Das Auto muss wissen, was der Fahrer tut, und die Übergabe daran anpassen.
Auf dem Flughafen fährt das selbstfahrende Auto auf eine verengte Stelle zu.
"Zum Beispiel jetzt signalisiert das Fahrzeug, dass ich bald übernehmen soll und dies wird auch in dem Display so dargestellt."
Das Display auf dem Armaturenbrett leuchtet orange, aber Erdi Kenar nimmt das Lenkrad noch nicht in die Hand. Das Auto merkt das und wird nach einigen Sekunden deutlicher. "Bitte übernehmen! Pling, Pling, Pling!"
"Und dass ich tatsächlich übernehmen soll, wird signalisiert und so weiter fahren."
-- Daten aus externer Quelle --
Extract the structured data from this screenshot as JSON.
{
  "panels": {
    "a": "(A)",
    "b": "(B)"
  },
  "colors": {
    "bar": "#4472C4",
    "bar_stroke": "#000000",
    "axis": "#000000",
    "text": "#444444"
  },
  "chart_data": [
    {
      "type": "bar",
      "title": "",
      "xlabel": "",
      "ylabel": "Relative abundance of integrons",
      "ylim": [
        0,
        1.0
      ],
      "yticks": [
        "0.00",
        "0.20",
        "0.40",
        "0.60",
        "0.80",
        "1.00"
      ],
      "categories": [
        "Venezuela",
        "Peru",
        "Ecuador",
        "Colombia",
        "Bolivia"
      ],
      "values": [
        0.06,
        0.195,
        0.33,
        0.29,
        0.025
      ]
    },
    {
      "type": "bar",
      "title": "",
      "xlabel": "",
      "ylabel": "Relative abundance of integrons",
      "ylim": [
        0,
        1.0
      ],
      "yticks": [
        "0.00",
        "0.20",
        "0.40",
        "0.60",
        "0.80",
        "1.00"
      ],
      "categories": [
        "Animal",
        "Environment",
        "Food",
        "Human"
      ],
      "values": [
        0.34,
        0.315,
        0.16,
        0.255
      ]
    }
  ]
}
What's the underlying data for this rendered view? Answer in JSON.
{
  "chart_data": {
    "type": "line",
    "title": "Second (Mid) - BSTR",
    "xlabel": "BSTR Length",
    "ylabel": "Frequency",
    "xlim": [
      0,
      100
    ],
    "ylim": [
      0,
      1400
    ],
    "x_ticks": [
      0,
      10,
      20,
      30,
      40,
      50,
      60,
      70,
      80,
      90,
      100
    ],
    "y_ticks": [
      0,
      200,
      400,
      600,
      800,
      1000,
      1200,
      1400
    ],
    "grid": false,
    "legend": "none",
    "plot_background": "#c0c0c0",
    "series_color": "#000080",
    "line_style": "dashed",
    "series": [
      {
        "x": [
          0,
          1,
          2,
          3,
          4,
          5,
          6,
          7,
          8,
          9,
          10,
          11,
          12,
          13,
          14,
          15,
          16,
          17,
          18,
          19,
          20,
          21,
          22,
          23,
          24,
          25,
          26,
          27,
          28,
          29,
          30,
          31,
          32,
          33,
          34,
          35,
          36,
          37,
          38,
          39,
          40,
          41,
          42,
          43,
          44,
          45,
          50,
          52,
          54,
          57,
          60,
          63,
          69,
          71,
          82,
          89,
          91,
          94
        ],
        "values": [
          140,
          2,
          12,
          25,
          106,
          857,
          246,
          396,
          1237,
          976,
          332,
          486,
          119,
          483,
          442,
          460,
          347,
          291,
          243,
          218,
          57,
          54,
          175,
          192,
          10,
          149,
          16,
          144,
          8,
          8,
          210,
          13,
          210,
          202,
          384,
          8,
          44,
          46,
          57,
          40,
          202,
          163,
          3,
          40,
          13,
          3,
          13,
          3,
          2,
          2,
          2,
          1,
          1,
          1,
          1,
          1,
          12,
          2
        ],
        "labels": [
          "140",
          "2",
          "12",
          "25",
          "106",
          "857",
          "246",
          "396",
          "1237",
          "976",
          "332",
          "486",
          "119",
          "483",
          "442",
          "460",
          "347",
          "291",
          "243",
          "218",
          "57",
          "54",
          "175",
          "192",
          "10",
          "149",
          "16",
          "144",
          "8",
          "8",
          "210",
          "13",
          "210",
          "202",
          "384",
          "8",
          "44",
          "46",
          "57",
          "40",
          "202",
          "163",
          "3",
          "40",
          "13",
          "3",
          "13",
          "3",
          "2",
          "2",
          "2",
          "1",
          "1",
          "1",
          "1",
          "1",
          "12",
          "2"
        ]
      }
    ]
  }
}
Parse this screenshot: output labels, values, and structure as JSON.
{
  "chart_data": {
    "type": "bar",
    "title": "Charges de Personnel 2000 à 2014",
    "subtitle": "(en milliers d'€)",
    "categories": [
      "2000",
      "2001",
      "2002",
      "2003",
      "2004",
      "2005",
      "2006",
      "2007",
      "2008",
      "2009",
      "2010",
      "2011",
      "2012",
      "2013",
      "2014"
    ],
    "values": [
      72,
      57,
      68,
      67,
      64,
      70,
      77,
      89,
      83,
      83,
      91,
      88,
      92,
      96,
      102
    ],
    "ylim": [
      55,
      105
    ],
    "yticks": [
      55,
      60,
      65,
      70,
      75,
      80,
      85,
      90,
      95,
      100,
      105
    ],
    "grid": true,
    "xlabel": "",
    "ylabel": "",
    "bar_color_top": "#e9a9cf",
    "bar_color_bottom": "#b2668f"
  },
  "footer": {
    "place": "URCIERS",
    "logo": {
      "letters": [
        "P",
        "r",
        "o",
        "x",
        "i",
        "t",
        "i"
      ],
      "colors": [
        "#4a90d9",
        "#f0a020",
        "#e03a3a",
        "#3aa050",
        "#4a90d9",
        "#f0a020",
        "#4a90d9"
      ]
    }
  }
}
Erdi Kenar nimmt schließlich das Lenkrad in die Hand und übernimmt die Kontrolle. Das Auto registriert das, denn es hat auch Sensoren im Lenkrad. Es prüft außerdem, ob der Fahrer sinnvoll um das Hindernis steuert, und lenkt wenn nötig am Anfang ein wenig mit. Eine kleine Studie im Rahmen des Projekts hat gezeigt, dass Testpersonen so besser mit brenzligen Situationen umgehen können, als wenn ihnen das Auto die Kontrolle plötzlich übergibt.
Kameras nach Innen: Das Cockpit des Prototypen eines autonomen Autos in einem Fahrsimulator
Kameras nach Innen: Das Cockpit des Prototypen eines autonomen Autos (PAKOS)
Das Projekt steht jetzt kurz vor dem Ende. Michael Flad, der Koordinator, geht davon aus, dass die Auto-Firmen, die daran beteiligt waren, die erforschte Technik weiter entwickeln. Er selbst hat auch noch eine offene Frage. Die klingt erstmal wie eine der grundlegendsten Fragen überhaupt.
"Im Prinzip, auch als Regelungstechniker, würde mich immer noch mehr interessieren, den Menschen zu verstehen. Ich weiß, was der Mensch macht. Was sehr interessant ist, aber auch sehr schwierig ist, zu erfahren: Was würde der Mensch machen? In der Zukunft!"
Denn: Wenn das Auto wüsste, was der Mensch in ein paar Augenblicken machen wird, könnte es sich noch besser an seine Bedürfnisse und Fähigkeiten anpassen.